Saturday, April 20, 2013

Sailor Mouth Saturday: Steer

Most of us are familiar with today's word. We steer our cars, our bicycles, our skateboards, our lives; and steer at sea has similar meaning. Not surprisingly perhaps, it has different ones as well.

Steering, according to the oft-quoted Admiral Smyth, comes from the Anglo-Saxon word steoran. To quote the Admiral once again:

The perfection of steering consists in a vigilant attention to the motion of the ship's head, so as to check every deviation from the line of her course in the first instant of its commencement, and in applying as little of the power of the helm as possible, for the action of the rudder checks a ship's speed.

Thus a skilled helmsman is capable of keeping a ship at her optimal speed while staying on her optimal course. A helmsman might also be called a steersman for this very reason. As an aside, the word for helmsman in French is timonier, from the French word for helm: timon. Thus in the Cinque Ports era and somewhat beyond, the word timoneer might be used for the steersman.

To steer large is to allow her to go free or to steer her loosely. To steer her small is the opposite; as the Admiral puts it "to steer well and within small compass, not dragging the tiller over from side to side." To steer her course is to go with a fair wind, allowing it to move the ship along on her charted course. Steerage way indicates the ship has enough room to use her helm effectively for steering.

An old, and the Admiral notes incorrect, term for studding sails is steering-sails.

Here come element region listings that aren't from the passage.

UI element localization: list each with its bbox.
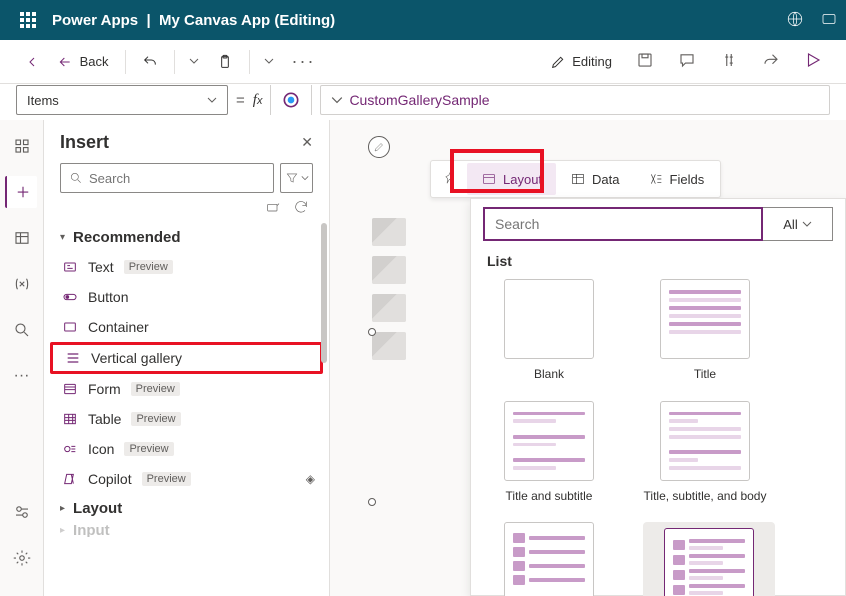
search-icon: [69, 171, 83, 185]
chevron-down-icon: [207, 95, 217, 105]
chevron-right-icon: ▸: [60, 503, 65, 514]
insert-search-box[interactable]: [60, 163, 274, 193]
editing-label: Editing: [572, 54, 612, 69]
insert-icon[interactable]: [5, 176, 37, 208]
app-title: Power Apps | My Canvas App (Editing): [52, 12, 335, 29]
refresh-icon[interactable]: [293, 199, 309, 215]
variables-icon[interactable]: [6, 268, 38, 300]
tree-view-icon[interactable]: [6, 130, 38, 162]
waffle-icon[interactable]: [8, 12, 48, 28]
tab-data[interactable]: Data: [556, 163, 633, 195]
insert-scroll[interactable]: ▾ Recommended Text Preview Button Contai…: [44, 223, 329, 596]
layout-filter[interactable]: All: [763, 207, 833, 241]
layout-title-subtitle[interactable]: Title and subtitle: [487, 401, 611, 505]
insert-table[interactable]: Table Preview: [44, 404, 329, 434]
insert-search-input[interactable]: [89, 171, 265, 186]
preview-badge: Preview: [124, 260, 173, 274]
insert-container[interactable]: Container: [44, 312, 329, 342]
share-icon[interactable]: [754, 45, 788, 78]
chevron-down-icon: [802, 219, 812, 229]
undo-button[interactable]: [134, 50, 166, 74]
layout-image-title[interactable]: Image and title: [487, 522, 611, 596]
panel-title: Insert: [60, 132, 109, 153]
comments-icon[interactable]: [670, 45, 704, 78]
close-icon[interactable]: ✕: [301, 134, 313, 151]
formula-value: CustomGallerySample: [349, 92, 489, 108]
gallery-row-thumb: [372, 218, 406, 246]
section-input[interactable]: ▸ Input: [44, 523, 329, 537]
canvas-area[interactable]: Layout Data Fields All List: [330, 120, 846, 596]
resize-handle[interactable]: [368, 328, 376, 336]
formula-input[interactable]: CustomGallerySample: [320, 85, 830, 115]
app-checker-icon[interactable]: [712, 45, 746, 78]
left-rail: ···: [0, 120, 44, 596]
gallery-row-thumb: [372, 294, 406, 322]
insert-button[interactable]: Button: [44, 282, 329, 312]
tab-fields[interactable]: Fields: [634, 163, 719, 195]
layout-title-subtitle-body[interactable]: Title, subtitle, and body: [643, 401, 767, 505]
scrollbar[interactable]: [321, 223, 327, 363]
back-label: Back: [80, 54, 109, 69]
layout-blank[interactable]: Blank: [487, 279, 611, 383]
copilot-header-icon[interactable]: [820, 10, 838, 31]
property-name: Items: [27, 93, 59, 108]
insert-icon[interactable]: Icon Preview: [44, 434, 329, 464]
preview-badge: Preview: [124, 442, 173, 456]
main-area: ··· Insert ✕ ▾: [0, 120, 846, 596]
insert-text[interactable]: Text Preview: [44, 252, 329, 282]
layout-title[interactable]: Title: [643, 279, 767, 383]
import-icon[interactable]: [265, 199, 281, 215]
chevron-down-icon: [331, 94, 343, 106]
search-icon[interactable]: [6, 314, 38, 346]
more-rail-icon[interactable]: ···: [6, 360, 38, 392]
preview-badge: Preview: [131, 382, 180, 396]
insert-form[interactable]: Form Preview: [44, 374, 329, 404]
chevron-down-icon: ▾: [60, 232, 65, 243]
insert-copilot[interactable]: Copilot Preview ◈: [44, 464, 329, 494]
pin-icon[interactable]: [433, 165, 467, 194]
formula-bar: Items = fx CustomGallerySample: [0, 84, 846, 120]
property-selector[interactable]: Items: [16, 85, 228, 115]
data-icon[interactable]: [6, 222, 38, 254]
app-header: Power Apps | My Canvas App (Editing): [0, 0, 846, 40]
paste-button[interactable]: [209, 50, 241, 74]
preview-badge: Preview: [142, 472, 191, 486]
insert-panel: Insert ✕ ▾ Recommended T: [44, 120, 330, 596]
section-layout[interactable]: ▸ Layout: [44, 494, 329, 523]
gallery-row-thumb: [372, 256, 406, 284]
settings-icon[interactable]: [6, 542, 38, 574]
layout-popup: All List Blank Title Title and subtitle: [470, 198, 846, 596]
fx-button[interactable]: fx: [253, 92, 263, 109]
undo-more-chevron[interactable]: [183, 50, 205, 73]
layout-search-input[interactable]: [483, 207, 763, 241]
command-bar: Back ··· Editing: [0, 40, 846, 84]
tools-icon[interactable]: [6, 496, 38, 528]
play-icon[interactable]: [796, 45, 830, 78]
gallery-row-thumb: [372, 332, 406, 360]
paste-more-chevron[interactable]: [258, 50, 280, 73]
more-button[interactable]: ···: [284, 47, 324, 76]
resize-handle[interactable]: [368, 498, 376, 506]
edit-pencil-icon[interactable]: [368, 136, 390, 158]
premium-icon: ◈: [306, 472, 315, 486]
tab-layout[interactable]: Layout: [467, 163, 556, 195]
layout-image-title-subtitle[interactable]: Image, title, and subtitle: [643, 522, 775, 596]
save-icon[interactable]: [628, 45, 662, 78]
insert-vertical-gallery[interactable]: Vertical gallery: [50, 342, 323, 374]
environment-icon[interactable]: [786, 10, 804, 31]
formula-copilot-icon[interactable]: [279, 88, 303, 112]
list-section-label: List: [483, 253, 833, 279]
back-button[interactable]: Back: [16, 50, 117, 74]
editing-mode[interactable]: Editing: [542, 50, 620, 74]
context-tabs: Layout Data Fields: [430, 160, 721, 198]
equals-sign: =: [236, 92, 245, 109]
section-recommended[interactable]: ▾ Recommended: [44, 223, 329, 252]
filter-button[interactable]: [280, 163, 313, 193]
preview-badge: Preview: [131, 412, 180, 426]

Steerage, that fateful term so familiar to many an American whose ancestors came over in it, originally meant the act of steering. Steerage, when one spoke of the decks of a fighting ship, often referred to where the mechanisms of the helm worked their way to the tiller. Thus, the deck below the quarter and immediately before the bulkhead of the great cabin was steerage. Sometimes, the Admiral's cabin on the middle deck of a three-decker was known by this name. When passenger ships came into vogue in the late 19th century, steerage acquired its less-than-savory reputation as the lowest deck before the bilge where the least of the passengers were crammed together like the rats among them. It is only one such as Jame Cameron, in his high fantasy film Titanic, who would have the temerity to portray this steerage as the most delightful and carefree deck aboard a liner.

And finally, on a similar note, there is the word steeving, which applies to the painting above. In this now mostly archaic form of rigging, the bowsprit's angle was some 70 or 80 degrees above the horizon. This made it a proper mast upon which a sail could be rigged as shown.

And with that, I wish you a happy Saturday once again and all steerage way upon your cruises, Brethren.

Header: HMS Surprise by Randal Wilson via NAVART


Timmy! said...

This post made me think of Barret Bonden in "Master and Commander", Pauline... since he was always at the helm.

Pauline said...

"I'm really tired..." But that was only in the movie, in all fairness.

Irwin Bryan said...


I was of the impression that "steerage way" meant enough way, or speed through the water, for the rudder and the ship to respond to the tiller or helm's actions.

Pauline said...

And so it is. To quote Admiral Smyth: "Steerage-Way: When a vessel has sufficient motion in the water to admit of the helm being effective."

My sincere apologies if I gave a different impression.